# First wash



## Big Kid (Jul 25, 2008)

After a week, three days of which it sat in my local friendly independent, I've had my first chance to give the new fella a wash and clean. Good excuse for some pictures too! Standard at the mo with a few marks to tidy up over time but here you go...


----------



## Wallsendmag (Feb 12, 2004)

I was in Wakefield yesterday ,good job you didn't clean it then it was pi%%ing down :lol:


----------



## Harv3y (Jun 2, 2008)

Like the alloys :wink:


----------



## SVStu (Dec 11, 2006)

Big Kid,

Ohhh nice sheen on that paintwork!!

Was it at IVC in Leeds by any chance?? Have you seen their TT's paintwork?

I'm in (not so) sunny Rothwell, Mike753TT wants to set up a North York meet, if youre interested?
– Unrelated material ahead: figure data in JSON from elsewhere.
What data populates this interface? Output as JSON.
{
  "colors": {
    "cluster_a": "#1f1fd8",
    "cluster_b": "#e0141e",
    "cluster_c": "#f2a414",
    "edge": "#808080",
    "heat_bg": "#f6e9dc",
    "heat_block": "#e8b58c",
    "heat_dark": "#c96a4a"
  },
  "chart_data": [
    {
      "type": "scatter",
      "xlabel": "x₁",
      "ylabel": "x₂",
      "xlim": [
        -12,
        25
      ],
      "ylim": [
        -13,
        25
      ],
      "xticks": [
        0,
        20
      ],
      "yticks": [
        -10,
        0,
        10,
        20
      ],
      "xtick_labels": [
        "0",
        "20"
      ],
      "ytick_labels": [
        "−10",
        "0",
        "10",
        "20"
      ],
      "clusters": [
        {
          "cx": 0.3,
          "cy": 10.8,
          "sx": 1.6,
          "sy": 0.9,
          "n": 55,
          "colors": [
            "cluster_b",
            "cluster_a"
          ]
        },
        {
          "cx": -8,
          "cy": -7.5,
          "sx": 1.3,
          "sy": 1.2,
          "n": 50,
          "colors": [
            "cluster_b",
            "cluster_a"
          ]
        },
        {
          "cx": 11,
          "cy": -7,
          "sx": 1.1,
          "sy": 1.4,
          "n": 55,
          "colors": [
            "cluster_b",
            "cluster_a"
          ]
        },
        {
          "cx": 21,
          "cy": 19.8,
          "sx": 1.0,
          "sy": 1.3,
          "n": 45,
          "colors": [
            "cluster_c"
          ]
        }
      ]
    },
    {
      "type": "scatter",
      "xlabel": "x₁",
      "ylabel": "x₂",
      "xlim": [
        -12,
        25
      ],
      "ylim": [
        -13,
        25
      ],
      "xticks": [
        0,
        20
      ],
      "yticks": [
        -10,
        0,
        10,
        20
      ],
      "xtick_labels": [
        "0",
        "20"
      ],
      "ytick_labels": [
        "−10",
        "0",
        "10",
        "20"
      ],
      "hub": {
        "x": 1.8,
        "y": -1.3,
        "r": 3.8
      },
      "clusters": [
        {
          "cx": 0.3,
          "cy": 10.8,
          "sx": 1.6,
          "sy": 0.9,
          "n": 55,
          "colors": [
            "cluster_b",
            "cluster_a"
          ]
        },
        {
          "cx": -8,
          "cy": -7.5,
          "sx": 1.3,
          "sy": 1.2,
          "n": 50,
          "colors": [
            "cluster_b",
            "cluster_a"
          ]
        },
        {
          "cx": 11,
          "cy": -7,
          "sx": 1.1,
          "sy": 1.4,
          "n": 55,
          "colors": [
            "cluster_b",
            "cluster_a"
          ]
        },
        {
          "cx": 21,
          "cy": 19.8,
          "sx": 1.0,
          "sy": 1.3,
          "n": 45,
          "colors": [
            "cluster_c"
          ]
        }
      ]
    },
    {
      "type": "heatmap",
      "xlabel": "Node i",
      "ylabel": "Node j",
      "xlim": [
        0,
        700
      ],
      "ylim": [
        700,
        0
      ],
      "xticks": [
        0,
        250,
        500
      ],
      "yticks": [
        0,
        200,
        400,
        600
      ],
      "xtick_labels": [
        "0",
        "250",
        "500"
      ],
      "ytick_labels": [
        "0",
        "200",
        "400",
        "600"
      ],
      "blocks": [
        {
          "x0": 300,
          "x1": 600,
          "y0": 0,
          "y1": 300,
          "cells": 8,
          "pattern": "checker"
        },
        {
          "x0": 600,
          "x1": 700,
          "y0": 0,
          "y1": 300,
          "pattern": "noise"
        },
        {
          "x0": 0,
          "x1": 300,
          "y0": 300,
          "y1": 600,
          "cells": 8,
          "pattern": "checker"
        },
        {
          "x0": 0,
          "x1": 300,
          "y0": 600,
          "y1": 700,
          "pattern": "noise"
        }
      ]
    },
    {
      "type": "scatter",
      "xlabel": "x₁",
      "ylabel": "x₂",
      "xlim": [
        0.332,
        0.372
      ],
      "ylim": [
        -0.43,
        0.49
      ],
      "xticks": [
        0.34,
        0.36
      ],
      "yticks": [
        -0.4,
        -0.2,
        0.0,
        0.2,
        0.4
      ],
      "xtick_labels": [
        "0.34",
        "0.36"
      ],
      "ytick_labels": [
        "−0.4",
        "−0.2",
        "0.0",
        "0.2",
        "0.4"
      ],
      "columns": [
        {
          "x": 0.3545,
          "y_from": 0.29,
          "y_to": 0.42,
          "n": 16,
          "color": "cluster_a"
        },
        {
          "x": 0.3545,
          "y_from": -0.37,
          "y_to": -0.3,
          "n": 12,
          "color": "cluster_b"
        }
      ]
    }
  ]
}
Your "Comps" are the best OEM wheels IMO.


----------



## Harv3y (Jun 2, 2008)

Looking Good 8)


----------



## Big Kid (Jul 25, 2008)

Cheers Gents,

Car wasn't at IVC in Leeds. Straight from a trade in to my mate over in Huddersfield. Paint photographs alot nicer than it looks! Has seen too many car washes and is a bit swirled but a bit of TLC should sort it out. Agree with you about the 'Comps' mind... Was always wanting to get some RS4's but really like the look of these. Shame they seem to have been so attractive to kerbs in the past. Am up for a North Yorks meet but bare in mind I work in retail so weekends can be a difficulty :roll:

Just fitted a V6 valance after a good few hundred miles over the last few days am definitely in need of a wash and wax.

Steve


----------